“Here,” he smiled. “Why don’t you two greet each other?”
Duer Tibbetts moved jerkily forward and took his cousin’s hand. But the bondage of the room’s authority was strong on him. He seemed weighed down by this sense of special dispensation. Social talk was impossible in the august presence. He was soon gone.
Another five minutes of chat, another knock. This time a girl appeared with papers. The same subdued alertness, the same gingerly respect. Mr. Deane pressed a button. A boy bobbed in.
“Take Miss Deane to her carriage.” The boy fell back as if to flatten himself into the wall, while she passed him. Her father got up.
“Well, my dear. I am afraid I am too busy now”; in this splendid easy manner he dismissed her....
This transfiguration of her father into a man of power was a sharp new knowledge. But in the more persuasive color of her home, its lines grew faint. It soon withdrew into the limbo of things remote, scarce real, hence scarce remembered. It had little application to her world uptown. In consequence, it had no effect.
Lois left school in time for lunch. It was to be her last year at school. The lunches would go on.
Seated at the wide round table with Muriel and her mother, she instinctively inquired into her own future freedom: and in this mood studied them. She studied their dress; she studied their activities. She absorbed their judgments and their pleasures.

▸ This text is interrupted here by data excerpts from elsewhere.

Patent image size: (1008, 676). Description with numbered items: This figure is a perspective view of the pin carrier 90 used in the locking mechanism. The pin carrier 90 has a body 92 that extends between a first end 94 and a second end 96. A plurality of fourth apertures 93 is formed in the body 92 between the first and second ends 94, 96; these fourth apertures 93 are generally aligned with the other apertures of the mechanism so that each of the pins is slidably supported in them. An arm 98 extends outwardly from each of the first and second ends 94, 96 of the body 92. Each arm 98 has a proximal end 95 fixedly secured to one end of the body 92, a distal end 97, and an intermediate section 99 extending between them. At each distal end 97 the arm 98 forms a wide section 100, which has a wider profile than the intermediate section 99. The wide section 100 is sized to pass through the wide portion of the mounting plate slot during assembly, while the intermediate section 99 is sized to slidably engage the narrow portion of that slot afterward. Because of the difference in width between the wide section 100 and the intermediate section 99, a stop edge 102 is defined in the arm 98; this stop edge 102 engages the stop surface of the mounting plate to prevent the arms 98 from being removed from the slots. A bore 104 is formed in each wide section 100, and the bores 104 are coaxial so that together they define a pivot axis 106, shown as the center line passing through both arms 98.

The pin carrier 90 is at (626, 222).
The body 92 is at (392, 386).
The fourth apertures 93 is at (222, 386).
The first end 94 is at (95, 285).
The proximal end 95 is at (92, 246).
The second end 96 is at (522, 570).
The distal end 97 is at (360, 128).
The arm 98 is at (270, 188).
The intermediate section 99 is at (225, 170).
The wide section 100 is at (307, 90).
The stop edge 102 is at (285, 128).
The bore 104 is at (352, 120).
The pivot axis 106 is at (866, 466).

She was sixteen. A spirit of gayety and candor danced in her heart. But she had no knowledge to build a mansion for it: to train and cherish it: to give it weapons wherewith to confront the world. It was dancing, this unblemished spirit, dancing itself to death. For it was daughter of the sun, and it breathed no fresh air: it had been born careless and frail and all about it walls of convention: it was starved and forced to feed upon itself.
“I promised to go and have tea with poor Mrs. Dent.”